Africa-Press – Tchad. Les ministres des Affaires étrangères des pays du groupe de « Développement de l’Afrique australe » (SADC) ont conclu leurs réunions à Skukuza, en Afrique du Sud, après trois jours de délibérations sur les répercussions des tensions géopolitiques mondiales sur les pays de la région.
La réunion, qui s’est tenue du 22 au 24 mai, a été convoquée sur décision du Conseil des ministres du groupe lors de sa réunion en Afrique du Sud en mars dernier, afin d’évaluer les effets des transformations internationales rapides sur les économies des pays d’Afrique australe ainsi que sur leur sécurité alimentaire et énergétique.

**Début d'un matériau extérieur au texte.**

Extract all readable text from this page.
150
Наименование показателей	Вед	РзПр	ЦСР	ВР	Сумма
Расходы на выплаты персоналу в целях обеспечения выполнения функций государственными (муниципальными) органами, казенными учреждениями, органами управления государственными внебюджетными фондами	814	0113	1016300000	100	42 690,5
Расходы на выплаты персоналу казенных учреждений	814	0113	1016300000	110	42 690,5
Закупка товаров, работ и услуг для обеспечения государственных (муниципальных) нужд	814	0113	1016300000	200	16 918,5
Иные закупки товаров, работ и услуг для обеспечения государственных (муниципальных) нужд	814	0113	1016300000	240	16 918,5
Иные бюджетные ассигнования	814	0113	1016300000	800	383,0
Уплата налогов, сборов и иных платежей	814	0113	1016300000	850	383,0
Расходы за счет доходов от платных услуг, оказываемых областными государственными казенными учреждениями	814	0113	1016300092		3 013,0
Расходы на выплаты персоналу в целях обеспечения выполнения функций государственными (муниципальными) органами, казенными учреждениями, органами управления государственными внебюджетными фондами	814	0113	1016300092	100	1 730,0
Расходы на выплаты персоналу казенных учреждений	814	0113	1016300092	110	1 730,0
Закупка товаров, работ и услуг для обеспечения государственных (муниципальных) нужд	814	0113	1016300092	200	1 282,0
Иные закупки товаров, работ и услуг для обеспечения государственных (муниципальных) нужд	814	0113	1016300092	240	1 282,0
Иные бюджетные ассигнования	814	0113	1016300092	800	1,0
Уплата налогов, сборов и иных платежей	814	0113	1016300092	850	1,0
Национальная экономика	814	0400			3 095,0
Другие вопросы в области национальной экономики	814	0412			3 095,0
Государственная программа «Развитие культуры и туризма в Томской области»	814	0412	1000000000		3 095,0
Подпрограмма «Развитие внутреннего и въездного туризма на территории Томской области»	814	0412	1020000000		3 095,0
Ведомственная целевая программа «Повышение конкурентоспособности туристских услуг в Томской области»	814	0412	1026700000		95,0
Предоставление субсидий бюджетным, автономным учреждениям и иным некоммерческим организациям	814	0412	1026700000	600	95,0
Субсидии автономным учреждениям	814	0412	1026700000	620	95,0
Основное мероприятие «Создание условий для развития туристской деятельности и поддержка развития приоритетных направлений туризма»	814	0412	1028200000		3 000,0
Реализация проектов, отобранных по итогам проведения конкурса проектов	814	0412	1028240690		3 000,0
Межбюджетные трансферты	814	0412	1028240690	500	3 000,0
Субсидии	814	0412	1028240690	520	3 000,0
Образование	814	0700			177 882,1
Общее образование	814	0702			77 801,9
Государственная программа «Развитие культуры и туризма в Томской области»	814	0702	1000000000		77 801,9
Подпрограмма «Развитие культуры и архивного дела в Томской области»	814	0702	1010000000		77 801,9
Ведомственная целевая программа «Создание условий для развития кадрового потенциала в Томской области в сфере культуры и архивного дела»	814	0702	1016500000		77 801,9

Dans la déclaration finale, les ministres ont souligné que l’escalade de la concurrence géopolitique, la guerre en Iran, la crise climatique, ainsi que les perturbations du commerce mondial et des secteurs de l’énergie, du tourisme et des systèmes financiers, sont des facteurs ayant conduit à l’augmentation des prix des denrées alimentaires et des combustibles, à une plus grande volatilité des taux de change, et à une élévation des risques menaçant la sécurité alimentaire et énergétique des pays du groupe.
Les ministres ont insisté sur la nécessité d’adopter un « mouvement collectif » qui renforce la capacité des pays de la région à faire face aux chocs extérieurs, en approfondissant l’intégration régionale, en coordonnant les politiques économiques et diplomatiques, et en renforçant les institutions régionales, permettant ainsi aux pays d’Afrique australe de s’exprimer d’une voix plus cohérente sur la scène internationale.
Les discussions ont porté sur cinq dossiers essentiels, parmi lesquels le financement de l’intégration régionale, l’investissement, la gestion de la dette publique, les opérations de fabrication, les chaînes commerciales, les infrastructures, le transport, les services logistiques, l’énergie, le pétrole, le gaz, les ressources minérales, ainsi que l’agriculture, les intrants agricoles, les chaînes d’approvisionnement, les marchés et la sécurité alimentaire.
Les ministres ont considéré que les résultats de la réunion de Skukuza devraient se transformer en une « feuille de route » pratique pour accélérer l’exécution et la coordination régionale, tout en renouvelant l’engagement envers la vision « SADC 2050 » visant à construire une région plus apte à réaliser le développement, à améliorer les niveaux de vie et à établir la paix et la sécurité en Afrique australe.